Wednesday, October 2, 2013

The tyranny of the minority

Tea Party and other right-wing House Republicans have brought the country's public services grinding to a halt and furloughed thousands of workers in pursuit of a profoundly anti-democratic (small "d") agenda: weakening or destroying a law they were not able to defeat in the normal course of political competition.
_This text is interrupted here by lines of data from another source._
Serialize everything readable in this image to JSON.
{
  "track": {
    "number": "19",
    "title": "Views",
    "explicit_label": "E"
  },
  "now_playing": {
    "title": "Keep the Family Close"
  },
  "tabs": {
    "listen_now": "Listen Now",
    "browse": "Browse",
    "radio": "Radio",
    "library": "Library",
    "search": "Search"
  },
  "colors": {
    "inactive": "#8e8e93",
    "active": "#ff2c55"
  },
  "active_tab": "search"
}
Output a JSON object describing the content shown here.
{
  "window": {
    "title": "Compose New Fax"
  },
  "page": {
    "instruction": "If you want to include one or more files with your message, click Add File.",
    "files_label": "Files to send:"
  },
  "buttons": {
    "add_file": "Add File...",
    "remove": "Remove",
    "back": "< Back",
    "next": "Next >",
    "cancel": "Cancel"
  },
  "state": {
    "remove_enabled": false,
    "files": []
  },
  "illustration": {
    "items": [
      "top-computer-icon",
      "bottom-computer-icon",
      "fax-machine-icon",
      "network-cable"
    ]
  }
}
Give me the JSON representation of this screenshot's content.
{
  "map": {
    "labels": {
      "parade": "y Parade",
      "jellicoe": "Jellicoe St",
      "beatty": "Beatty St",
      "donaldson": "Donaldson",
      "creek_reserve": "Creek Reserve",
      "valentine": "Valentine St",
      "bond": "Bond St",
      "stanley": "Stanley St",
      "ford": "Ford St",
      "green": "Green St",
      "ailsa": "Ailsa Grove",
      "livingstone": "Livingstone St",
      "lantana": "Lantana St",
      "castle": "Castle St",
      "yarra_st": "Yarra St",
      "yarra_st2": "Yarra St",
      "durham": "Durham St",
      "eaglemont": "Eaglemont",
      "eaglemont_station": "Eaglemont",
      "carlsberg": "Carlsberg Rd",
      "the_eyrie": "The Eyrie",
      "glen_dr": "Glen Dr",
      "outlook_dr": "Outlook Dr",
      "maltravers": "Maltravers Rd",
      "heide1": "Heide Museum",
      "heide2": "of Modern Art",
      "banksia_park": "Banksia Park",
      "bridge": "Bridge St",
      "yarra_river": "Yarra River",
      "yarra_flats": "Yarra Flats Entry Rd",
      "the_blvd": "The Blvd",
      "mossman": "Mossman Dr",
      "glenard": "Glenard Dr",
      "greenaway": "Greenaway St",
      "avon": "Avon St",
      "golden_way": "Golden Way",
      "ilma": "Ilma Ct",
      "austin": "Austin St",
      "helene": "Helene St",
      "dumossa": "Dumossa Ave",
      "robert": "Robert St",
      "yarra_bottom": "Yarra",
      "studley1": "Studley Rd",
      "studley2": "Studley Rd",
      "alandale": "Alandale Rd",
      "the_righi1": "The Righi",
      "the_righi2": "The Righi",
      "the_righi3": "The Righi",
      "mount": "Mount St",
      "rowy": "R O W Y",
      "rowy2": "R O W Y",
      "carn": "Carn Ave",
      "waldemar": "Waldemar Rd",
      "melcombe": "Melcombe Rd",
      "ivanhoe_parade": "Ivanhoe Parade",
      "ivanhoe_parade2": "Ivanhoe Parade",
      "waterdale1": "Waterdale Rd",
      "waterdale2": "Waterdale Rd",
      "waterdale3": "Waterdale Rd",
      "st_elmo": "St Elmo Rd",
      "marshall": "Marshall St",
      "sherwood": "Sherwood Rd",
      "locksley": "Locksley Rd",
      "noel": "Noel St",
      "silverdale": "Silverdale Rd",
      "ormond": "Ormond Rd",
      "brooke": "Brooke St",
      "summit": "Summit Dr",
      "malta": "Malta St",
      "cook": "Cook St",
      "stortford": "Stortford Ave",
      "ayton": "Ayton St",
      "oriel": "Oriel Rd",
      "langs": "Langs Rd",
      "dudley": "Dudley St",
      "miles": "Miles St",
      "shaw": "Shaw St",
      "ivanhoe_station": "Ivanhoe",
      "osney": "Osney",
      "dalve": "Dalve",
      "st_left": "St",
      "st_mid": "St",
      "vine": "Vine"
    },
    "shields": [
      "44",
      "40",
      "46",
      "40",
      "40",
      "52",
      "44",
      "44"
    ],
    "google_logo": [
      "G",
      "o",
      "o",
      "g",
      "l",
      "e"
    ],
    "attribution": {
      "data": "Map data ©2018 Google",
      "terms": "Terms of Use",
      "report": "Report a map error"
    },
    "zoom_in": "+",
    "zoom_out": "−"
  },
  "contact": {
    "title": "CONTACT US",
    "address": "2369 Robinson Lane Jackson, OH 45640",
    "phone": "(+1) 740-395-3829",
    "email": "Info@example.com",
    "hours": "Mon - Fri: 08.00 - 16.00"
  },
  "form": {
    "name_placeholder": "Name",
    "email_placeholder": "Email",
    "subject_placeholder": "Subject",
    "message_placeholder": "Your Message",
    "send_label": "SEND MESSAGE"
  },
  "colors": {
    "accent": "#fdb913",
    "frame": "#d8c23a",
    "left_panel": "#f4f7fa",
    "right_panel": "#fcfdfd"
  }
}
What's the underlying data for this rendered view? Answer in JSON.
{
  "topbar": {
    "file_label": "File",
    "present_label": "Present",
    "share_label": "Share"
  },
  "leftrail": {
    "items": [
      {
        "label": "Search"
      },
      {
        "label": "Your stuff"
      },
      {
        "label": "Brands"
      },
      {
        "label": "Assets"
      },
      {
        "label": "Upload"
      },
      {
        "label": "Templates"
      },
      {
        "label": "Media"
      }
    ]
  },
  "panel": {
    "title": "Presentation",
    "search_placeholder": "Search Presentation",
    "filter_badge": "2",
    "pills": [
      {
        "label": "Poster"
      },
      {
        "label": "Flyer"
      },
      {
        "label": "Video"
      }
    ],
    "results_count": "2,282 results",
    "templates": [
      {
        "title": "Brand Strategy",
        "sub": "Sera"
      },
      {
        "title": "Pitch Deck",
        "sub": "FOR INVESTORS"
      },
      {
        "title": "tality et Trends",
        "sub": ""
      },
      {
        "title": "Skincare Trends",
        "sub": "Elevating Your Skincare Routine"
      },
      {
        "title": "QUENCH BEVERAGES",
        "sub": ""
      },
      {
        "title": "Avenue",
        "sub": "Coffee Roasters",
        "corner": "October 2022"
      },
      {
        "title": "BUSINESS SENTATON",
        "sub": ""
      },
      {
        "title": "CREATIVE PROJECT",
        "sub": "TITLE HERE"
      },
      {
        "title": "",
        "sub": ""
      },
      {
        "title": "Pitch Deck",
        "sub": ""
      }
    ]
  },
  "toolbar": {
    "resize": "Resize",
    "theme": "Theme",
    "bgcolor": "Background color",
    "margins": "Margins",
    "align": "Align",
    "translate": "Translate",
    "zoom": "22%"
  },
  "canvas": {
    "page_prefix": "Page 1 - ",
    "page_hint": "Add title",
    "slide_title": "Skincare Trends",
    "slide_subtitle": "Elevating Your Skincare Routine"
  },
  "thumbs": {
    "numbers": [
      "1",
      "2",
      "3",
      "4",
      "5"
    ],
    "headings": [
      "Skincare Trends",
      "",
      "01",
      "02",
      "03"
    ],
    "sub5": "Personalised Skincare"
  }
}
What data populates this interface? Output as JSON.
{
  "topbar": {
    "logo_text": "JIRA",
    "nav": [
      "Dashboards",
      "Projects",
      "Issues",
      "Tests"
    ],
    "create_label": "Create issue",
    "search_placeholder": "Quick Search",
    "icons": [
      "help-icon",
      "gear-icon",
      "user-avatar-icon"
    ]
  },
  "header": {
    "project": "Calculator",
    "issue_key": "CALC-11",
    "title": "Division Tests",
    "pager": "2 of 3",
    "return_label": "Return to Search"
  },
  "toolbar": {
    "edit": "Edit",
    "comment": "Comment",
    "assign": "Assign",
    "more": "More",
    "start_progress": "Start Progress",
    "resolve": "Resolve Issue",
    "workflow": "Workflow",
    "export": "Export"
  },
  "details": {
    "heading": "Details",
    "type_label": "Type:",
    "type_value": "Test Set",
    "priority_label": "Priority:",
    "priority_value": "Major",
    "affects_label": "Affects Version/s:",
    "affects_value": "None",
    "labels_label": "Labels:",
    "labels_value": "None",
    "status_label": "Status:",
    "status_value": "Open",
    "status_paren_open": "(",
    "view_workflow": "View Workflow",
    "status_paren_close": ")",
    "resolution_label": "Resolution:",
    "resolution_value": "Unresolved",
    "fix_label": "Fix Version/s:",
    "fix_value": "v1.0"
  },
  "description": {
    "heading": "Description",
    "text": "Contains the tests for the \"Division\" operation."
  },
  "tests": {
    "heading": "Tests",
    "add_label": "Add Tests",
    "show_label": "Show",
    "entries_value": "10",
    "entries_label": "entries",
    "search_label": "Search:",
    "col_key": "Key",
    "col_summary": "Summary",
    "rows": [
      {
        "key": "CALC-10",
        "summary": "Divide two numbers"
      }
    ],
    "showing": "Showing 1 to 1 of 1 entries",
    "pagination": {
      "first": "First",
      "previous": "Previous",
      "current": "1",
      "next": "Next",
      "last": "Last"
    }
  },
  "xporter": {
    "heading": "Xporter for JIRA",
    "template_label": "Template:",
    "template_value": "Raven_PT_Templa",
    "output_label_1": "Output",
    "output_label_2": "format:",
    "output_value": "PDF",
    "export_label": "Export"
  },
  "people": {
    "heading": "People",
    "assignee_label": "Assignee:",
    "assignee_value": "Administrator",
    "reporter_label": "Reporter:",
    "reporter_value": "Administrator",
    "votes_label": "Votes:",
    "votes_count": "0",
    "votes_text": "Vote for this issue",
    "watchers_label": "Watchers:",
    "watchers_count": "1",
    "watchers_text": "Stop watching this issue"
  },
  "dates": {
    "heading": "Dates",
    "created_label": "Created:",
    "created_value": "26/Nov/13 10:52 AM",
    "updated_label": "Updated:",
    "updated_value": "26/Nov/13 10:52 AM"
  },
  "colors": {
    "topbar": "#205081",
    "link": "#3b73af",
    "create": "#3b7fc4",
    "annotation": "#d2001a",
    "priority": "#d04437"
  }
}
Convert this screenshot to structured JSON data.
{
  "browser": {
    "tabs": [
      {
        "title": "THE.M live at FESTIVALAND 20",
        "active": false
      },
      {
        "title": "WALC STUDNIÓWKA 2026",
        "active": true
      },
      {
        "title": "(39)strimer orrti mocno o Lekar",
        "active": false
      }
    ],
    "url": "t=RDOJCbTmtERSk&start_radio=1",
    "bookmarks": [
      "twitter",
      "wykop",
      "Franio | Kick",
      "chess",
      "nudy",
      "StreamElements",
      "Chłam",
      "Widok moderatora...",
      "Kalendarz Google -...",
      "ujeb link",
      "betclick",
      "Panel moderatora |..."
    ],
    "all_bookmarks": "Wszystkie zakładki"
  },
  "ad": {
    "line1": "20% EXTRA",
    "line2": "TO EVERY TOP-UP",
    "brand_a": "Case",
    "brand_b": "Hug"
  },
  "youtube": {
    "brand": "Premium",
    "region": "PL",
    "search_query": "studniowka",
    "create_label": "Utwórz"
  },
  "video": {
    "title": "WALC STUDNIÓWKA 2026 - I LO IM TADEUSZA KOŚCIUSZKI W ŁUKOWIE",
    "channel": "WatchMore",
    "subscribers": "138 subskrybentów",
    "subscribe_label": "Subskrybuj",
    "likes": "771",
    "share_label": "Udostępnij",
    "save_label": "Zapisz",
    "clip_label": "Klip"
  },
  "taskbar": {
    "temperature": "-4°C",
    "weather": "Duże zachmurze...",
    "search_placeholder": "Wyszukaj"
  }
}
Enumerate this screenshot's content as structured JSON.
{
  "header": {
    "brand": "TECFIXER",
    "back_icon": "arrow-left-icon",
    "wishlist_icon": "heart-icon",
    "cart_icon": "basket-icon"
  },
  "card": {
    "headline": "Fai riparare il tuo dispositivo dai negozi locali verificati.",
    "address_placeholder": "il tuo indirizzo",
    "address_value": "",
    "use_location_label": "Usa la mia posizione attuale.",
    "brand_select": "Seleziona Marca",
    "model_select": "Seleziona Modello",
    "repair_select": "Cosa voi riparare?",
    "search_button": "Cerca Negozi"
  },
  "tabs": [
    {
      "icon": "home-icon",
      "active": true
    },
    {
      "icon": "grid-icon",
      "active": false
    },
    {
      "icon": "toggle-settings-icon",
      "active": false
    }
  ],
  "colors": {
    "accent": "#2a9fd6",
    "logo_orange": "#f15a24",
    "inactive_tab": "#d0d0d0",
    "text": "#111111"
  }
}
As both E.J. Dionne and Harold Meyerson (here) point out in op-ed columns, the strength of the Republican right wing in the House rests on gerrymandered congressional districts, ones that were drawn by Republican state legislatures after the 2010 census to ensure safe seats for right-wing members.

Dionne writes:
House Speaker John Boehner’s approach has been driven by fear: fear of the most right-wing House members, fear of rabid talk-show hosts, fear of the Frankenstein monster of fanatical organizations the party has relied upon to gin up the faithful.
And:
The government is shut for only one reason: Boehner wants to keep his job. This is not a sufficient cause for throwing hundreds of thousands of other people out of theirs. “This is the conservative right versus the reckless right,” said Rep. Chris Van Hollen, the ranking Budget Committee Democrat. “The country should not become the victim of the Republican civil war.”
If this is a Republican civil war, it is one that the somewhat sane part of the Republican caucus seems to be losing. The right-wing House Republicans are not simply crazy and dangerous -- though they definitely are those things -- they also have a deep contempt for the democratic process. Faced with a law they don't like but couldn't roll back through ordinary channels, they have resorted to doing an end run around majority rule and risking bringing the country back into recession in order to further their policy preferences.

Various theorists of democracy have worried about the tyranny of the majority. This is the reverse: the tyranny of the minority.

(Note: post edited slightly after initial posting)

Tuesday, October 1, 2013

One functional government, at your service

Not far from the exceptionally unedifying spectacle unfolding on Capitol Hill, some WW2 veterans from Mississippi surmounted barricades to visit the closed WW2 memorial, in the company of what the WaPo article describes as "jubilant" Republican Congressmen. If I were those Congressmen, I don't think I'd be jubilant right now about much of anything.